Tuttavia l'articolo 104, commi quarto e quinto, della
Costituzione ha collocato proprio all'interno del CSM
quell'elemento politico dal quale avrebbe voluto salva
guardare l'amministrazione del personale di magistratura,
demandando alla designazione del Parlamento, che vi provvede,
come è noto, con il sistema della "spartizione partitica", la
nomina di un terzo dei membri del CSM, che, come si è detto, è
organo esclusivamente tecnico-amministrativo e non certo
politico.
Orbene, se alla presidenza del CSM opportunamente è stato
designato il Presidente della Repubblica (articolo 104,
secondo comma), sia per l'esigenza di garantire la necessaria
qualificazione normativa ai provvedimenti emanandi, che devono
essere adottati in conformità delle deliberazioni del CSM, con
decreti a sua firma, sia sotto l'aspetto della posizione
super partes del Presidente della Repubblica, che lo
sottrae al sospetto di soggetto politicizzante, non
s'intravedono logiche motivazioni all'inserimento di membri
estranei alla magistratura nel CSM.
Più logica e funzionale sembra, invece, l'eliminazione dei
membri eletti dal Parlamento e l'integrazione della sola
sezione disciplinare (al fine di evitare il deprecato fenomeno
della "giurisdizione domestica", foriero, quanto meno, di
sospetti) con cinque membri estratti a sorte dallo stesso CSM
tra persone che siano dotate di cultura giuridica e che siano
investite di pubbliche funzioni, che potrebbero individuarsi
tra le categorie di dirigenti dello Stato con competenza
territoriale provinciale: prefetti, dirigenti delle
cancellerie dei tribunali, provveditori agli studi e direttori
provinciali delle poste e delle telecomunicazioni.

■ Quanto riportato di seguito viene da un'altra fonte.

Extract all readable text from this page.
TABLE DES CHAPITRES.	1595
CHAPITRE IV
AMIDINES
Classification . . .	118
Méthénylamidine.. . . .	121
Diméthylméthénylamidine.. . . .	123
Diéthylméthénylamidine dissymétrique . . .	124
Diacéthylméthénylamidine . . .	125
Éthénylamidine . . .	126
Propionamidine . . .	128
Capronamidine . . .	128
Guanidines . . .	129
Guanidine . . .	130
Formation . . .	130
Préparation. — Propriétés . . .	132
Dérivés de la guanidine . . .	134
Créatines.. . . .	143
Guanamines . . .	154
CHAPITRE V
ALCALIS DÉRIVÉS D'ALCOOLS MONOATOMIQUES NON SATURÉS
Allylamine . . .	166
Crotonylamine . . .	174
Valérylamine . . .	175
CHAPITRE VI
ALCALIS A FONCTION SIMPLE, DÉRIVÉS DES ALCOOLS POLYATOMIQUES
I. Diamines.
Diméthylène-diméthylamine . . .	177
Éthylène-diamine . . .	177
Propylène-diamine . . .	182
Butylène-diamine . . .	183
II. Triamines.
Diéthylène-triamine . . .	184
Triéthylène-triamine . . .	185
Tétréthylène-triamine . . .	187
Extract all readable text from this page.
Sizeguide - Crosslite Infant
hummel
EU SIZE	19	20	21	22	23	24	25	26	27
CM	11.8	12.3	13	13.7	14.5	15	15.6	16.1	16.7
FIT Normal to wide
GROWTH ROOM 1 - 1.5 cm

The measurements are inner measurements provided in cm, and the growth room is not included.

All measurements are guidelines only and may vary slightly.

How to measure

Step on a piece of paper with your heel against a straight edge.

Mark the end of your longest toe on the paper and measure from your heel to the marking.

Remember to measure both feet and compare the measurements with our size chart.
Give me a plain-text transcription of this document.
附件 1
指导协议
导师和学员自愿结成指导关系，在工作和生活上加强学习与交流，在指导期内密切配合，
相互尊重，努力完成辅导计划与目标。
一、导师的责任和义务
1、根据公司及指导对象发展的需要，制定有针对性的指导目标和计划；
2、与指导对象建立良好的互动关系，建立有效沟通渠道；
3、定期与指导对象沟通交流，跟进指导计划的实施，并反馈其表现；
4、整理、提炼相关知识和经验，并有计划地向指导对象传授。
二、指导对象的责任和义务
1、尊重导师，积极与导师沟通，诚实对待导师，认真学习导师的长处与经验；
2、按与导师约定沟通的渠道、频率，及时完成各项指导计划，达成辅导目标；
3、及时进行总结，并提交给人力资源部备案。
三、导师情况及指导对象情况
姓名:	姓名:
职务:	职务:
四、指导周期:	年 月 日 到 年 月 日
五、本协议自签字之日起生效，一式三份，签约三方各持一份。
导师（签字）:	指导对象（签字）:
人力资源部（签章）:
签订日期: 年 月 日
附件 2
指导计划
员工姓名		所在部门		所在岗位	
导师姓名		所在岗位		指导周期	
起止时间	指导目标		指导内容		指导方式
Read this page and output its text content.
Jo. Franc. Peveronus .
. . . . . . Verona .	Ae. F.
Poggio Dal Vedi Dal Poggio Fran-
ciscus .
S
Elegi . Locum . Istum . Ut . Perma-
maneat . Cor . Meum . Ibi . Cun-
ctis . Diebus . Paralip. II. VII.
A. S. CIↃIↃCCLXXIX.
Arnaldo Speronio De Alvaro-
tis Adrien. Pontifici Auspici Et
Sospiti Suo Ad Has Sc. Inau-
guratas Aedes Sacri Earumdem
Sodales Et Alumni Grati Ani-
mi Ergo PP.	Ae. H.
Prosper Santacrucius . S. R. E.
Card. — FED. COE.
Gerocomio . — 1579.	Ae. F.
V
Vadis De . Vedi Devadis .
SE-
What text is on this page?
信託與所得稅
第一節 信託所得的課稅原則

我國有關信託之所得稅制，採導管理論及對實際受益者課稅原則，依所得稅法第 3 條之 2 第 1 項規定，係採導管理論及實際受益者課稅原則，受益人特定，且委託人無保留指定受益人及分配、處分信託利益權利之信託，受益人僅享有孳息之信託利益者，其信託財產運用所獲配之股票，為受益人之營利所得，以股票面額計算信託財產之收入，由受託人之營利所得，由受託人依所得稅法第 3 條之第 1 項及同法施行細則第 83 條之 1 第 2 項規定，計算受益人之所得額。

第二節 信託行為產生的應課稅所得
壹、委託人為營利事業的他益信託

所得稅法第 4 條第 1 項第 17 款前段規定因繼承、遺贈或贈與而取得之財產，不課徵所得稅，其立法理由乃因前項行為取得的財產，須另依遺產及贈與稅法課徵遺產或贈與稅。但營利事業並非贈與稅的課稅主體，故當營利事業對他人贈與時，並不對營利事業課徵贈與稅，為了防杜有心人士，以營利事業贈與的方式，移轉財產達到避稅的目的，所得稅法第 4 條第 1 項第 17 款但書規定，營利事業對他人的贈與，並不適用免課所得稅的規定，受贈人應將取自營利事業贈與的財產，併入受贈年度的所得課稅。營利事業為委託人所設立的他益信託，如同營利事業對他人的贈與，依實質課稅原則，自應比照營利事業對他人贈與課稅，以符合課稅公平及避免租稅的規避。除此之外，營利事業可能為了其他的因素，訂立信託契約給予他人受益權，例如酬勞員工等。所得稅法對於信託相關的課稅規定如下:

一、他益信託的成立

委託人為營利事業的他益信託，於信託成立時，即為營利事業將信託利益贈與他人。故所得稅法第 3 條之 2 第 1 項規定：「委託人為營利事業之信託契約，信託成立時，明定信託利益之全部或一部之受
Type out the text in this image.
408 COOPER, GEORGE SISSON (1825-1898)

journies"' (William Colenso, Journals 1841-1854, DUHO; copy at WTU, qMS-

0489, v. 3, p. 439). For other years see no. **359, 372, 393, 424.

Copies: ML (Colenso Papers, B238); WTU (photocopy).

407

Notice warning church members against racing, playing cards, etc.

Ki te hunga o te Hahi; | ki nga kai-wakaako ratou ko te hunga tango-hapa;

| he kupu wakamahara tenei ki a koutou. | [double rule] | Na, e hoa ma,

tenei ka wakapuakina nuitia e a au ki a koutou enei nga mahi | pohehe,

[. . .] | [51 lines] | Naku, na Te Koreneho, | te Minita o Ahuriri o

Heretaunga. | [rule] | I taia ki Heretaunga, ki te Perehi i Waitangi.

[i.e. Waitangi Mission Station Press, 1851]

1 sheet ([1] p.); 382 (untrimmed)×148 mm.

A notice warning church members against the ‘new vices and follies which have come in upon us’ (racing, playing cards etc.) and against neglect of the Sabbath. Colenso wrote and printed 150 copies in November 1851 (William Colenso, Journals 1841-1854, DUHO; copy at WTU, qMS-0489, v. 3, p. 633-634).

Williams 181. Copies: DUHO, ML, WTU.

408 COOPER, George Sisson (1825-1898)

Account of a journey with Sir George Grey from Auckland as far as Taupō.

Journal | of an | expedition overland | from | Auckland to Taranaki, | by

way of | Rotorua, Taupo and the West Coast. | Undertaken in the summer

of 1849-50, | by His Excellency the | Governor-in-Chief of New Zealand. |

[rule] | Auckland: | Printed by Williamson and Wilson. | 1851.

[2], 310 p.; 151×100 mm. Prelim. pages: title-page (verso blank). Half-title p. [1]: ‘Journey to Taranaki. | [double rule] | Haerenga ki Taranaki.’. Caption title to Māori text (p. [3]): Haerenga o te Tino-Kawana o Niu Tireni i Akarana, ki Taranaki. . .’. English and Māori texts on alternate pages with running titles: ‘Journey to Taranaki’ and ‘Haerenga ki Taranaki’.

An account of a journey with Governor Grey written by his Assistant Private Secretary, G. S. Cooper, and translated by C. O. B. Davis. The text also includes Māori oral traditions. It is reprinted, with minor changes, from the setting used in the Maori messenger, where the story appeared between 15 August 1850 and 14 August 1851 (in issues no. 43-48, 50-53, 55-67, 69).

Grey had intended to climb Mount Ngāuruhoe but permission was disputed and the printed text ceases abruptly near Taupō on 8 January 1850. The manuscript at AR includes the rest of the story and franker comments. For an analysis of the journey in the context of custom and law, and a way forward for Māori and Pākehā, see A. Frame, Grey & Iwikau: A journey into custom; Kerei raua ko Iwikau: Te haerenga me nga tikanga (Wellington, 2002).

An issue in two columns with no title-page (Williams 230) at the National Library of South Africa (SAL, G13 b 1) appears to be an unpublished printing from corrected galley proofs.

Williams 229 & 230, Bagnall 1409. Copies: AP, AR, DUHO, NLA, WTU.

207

Tale riforma salvaguarderà il CSM nel suo complesso dai
rischi di politicizzazione, eliminando la lottizzazione
partitica dovuta ai membri a designazione parlamentare e
incidendo anche, in tal modo, sulla politicizzazione delle
correnti interne all'Associazione nazionale magistrati.
Salvaguarderà, altresì, ciascun magistrato da ogni possibile
condizionamento, ipotizzabile anche da parte di membri della
stessa magistratura, ove organizzati in strutture
sovraordinate e stabilmente insediate dacché alla
indiscutibile qualificazione culturale, giuridica e
professionale specifica in materia disciplinare dei soggetti
che dovranno integrare la sezione si aggiunge la occasionalità
della chiamata a partecipare a ciascuna sessione della sezione
disciplinare, atta ad impedire sia precostituzioni di impunità
in favore di magistrati e in danno della collettività sia
condizionamenti nell'esercizio delle funzioni
giurisdizionali.
La proposta revisione consiste in due articoli. L'articolo
1, al comma 1, sostituisce il quarto comma dell'articolo 104,
eliminando dal testo riformato il frazionamento dei membri
eligendi del Consiglio superiore della magistratura, con
l'esclusione di quelli di nomina parlamentare.
Il comma 2 del medesimo articolo 1 sostituisce il quinto
comma dell'articolo 104, designando d'ufficio il membro del
Consiglio superiore investito delle funzioni di vice
presidente e che, invece, secondo il testo che s'intende
riformare, andava eletto tra quelli di nomina parlamentare.
L'articolo 2 prevede che il Consiglio superiore della
magistratura integri la propria sezione disciplinare,
provvedendo a sorteggiare cinque membri, ad ogni sessione, tra
eminenti funzionari dello Stato, che saranno indicati dalla
legge.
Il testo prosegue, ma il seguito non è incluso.